After you've configured users and public folders, you're ready to test the whole setup. First, add a test user to the new organization. Then, use Microsoft Internet Explorer (IE) to go to http://serverName/orgName/userName, log on to OWA, and compose a new message to a known-good Internet address (such as your own). Make sure that the logon process correctly uses user principal names (UPNs) and that outbound messages have the correct return address. Then, reply to the message and verify that your reply goes where it's supposed to go. For bonus points, turn on Secure Sockets Layer (SSL) on the hosted organization's virtual directories to protect their back-and-forth traffic.

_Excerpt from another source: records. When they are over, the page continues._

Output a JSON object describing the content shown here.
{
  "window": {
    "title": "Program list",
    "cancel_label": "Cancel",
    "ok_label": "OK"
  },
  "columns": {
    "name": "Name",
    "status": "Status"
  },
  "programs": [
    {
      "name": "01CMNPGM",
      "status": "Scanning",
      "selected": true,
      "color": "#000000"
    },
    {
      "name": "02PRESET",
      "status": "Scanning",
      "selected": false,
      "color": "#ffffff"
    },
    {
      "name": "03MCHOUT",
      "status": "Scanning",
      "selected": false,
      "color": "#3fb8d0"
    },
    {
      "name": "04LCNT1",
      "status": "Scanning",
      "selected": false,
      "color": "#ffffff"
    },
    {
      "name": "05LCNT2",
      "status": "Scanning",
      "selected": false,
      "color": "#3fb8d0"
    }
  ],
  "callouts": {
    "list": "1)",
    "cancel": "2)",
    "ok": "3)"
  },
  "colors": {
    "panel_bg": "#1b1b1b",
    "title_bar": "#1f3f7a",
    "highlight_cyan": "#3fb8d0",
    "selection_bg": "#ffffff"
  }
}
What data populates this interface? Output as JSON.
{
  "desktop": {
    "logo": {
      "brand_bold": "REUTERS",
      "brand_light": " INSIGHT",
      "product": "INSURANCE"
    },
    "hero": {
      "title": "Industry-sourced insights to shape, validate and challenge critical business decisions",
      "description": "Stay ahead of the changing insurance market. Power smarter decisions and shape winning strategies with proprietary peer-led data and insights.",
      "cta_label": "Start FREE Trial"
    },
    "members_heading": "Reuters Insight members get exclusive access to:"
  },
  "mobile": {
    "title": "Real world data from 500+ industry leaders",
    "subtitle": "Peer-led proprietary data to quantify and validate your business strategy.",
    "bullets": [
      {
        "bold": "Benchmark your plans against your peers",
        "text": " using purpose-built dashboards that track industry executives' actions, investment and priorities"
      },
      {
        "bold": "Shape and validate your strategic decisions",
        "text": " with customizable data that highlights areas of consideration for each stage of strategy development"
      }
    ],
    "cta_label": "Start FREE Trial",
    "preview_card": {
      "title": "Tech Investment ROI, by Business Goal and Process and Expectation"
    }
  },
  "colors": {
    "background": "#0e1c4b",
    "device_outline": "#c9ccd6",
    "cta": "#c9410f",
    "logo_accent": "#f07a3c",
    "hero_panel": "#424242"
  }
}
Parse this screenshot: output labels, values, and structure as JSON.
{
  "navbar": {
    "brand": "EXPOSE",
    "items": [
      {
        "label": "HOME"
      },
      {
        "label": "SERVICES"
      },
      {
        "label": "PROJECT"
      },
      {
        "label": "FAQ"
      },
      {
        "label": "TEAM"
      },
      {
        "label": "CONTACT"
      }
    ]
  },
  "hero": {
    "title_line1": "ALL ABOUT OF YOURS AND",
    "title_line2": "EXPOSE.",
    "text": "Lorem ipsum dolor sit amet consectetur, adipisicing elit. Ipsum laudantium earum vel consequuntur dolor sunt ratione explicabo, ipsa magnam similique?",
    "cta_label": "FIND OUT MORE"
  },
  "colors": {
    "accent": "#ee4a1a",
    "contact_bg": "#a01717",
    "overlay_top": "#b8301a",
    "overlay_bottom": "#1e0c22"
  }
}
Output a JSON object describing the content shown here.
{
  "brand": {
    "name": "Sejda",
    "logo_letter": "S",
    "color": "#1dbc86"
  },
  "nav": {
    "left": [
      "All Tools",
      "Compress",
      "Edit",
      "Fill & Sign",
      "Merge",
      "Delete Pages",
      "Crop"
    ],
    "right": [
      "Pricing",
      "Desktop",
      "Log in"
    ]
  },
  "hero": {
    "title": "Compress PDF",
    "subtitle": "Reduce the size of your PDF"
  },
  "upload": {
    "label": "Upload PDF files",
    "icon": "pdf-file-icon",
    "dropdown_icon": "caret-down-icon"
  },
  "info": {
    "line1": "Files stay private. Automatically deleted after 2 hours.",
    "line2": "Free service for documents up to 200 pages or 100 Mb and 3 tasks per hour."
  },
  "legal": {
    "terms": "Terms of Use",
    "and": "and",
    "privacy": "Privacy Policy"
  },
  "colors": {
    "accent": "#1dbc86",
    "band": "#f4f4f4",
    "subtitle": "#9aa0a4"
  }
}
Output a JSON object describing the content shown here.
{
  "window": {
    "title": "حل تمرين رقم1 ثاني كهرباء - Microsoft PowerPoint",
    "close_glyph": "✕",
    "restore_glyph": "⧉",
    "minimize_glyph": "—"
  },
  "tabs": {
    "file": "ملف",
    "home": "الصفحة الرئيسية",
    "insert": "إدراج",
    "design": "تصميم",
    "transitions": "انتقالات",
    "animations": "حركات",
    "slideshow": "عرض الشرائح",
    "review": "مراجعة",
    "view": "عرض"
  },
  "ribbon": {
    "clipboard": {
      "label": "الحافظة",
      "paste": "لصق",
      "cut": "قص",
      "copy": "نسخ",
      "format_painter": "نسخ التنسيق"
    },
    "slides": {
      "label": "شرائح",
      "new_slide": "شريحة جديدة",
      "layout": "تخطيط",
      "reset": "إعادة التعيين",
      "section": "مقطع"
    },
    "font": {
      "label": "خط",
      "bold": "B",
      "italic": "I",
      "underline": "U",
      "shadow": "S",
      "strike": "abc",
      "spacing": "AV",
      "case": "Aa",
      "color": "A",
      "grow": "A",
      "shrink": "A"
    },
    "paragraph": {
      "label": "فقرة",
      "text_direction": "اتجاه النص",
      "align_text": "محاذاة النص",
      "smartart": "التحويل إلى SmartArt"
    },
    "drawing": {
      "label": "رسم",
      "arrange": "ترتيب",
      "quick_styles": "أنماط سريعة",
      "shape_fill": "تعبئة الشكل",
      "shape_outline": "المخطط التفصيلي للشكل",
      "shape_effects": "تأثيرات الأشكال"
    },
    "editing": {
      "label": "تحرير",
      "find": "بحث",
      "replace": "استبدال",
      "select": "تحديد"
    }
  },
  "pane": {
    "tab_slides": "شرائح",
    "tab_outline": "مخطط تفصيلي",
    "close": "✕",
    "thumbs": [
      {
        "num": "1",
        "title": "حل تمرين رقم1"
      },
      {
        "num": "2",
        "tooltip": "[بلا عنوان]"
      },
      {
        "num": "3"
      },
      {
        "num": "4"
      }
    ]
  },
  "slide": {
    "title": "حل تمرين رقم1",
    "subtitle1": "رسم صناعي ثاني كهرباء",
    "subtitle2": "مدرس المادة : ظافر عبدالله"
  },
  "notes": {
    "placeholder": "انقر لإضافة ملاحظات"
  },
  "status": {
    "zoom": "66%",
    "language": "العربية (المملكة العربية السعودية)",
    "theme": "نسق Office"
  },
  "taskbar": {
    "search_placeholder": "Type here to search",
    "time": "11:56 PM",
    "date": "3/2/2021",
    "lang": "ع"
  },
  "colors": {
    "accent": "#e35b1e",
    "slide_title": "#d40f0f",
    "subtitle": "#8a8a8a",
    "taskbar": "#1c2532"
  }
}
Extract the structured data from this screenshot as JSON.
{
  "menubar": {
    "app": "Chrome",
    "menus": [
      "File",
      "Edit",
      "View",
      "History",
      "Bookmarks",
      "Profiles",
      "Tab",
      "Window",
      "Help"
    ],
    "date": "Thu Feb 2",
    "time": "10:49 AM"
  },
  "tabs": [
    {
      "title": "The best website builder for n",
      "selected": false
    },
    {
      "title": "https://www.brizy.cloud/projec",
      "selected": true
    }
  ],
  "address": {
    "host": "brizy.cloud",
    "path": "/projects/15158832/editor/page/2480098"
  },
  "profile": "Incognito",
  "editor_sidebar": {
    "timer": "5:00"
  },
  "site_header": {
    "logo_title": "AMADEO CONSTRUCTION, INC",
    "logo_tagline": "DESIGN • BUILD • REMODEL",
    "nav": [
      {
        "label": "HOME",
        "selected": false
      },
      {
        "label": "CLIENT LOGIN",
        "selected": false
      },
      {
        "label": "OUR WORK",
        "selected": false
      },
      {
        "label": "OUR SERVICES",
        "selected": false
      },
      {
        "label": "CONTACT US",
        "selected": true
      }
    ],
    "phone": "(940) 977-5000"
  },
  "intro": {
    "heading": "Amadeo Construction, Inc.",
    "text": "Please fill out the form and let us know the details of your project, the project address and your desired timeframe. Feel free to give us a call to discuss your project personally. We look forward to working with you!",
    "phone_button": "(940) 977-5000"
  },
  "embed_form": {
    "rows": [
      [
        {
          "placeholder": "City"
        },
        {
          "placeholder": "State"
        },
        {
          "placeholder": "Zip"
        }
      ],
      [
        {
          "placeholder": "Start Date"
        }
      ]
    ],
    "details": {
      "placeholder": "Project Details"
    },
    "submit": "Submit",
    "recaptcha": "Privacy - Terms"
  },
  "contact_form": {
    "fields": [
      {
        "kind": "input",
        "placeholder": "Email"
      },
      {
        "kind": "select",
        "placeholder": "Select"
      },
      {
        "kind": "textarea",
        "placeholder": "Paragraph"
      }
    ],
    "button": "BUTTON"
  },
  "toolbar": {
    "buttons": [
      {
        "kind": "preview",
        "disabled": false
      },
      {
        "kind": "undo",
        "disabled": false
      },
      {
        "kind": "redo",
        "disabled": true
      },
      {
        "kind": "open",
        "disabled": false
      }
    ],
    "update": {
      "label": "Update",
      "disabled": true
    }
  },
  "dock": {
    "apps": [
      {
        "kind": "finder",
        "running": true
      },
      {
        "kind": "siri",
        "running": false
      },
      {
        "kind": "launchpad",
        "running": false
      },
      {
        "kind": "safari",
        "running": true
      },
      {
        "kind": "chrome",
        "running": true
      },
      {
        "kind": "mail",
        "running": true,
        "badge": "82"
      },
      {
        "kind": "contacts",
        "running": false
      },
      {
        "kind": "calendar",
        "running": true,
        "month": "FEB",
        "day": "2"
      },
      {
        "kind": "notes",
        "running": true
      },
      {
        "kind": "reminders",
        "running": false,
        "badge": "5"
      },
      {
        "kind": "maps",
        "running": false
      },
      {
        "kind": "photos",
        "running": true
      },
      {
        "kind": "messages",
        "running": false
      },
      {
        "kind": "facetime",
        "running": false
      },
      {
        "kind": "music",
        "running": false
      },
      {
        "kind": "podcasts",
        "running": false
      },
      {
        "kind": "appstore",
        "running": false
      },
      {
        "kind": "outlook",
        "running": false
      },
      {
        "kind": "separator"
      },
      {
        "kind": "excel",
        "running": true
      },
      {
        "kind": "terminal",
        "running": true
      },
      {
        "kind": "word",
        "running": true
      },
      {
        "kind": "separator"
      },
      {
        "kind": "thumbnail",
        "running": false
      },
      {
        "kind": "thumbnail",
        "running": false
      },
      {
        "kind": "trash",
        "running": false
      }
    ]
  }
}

Add the users to the new organization, then ensure that mail sent to the new users arrives where it should (if it doesn't, double-check the DNS MX record and make sure that the organization's recipient policy is correct). Verify that users can log on to OWA and through POP3 or IMAP4, if you're using them. Use Outlook to log on as a hosted user and ensure that the To button in the message composition window shows you recipients from only the user's organization.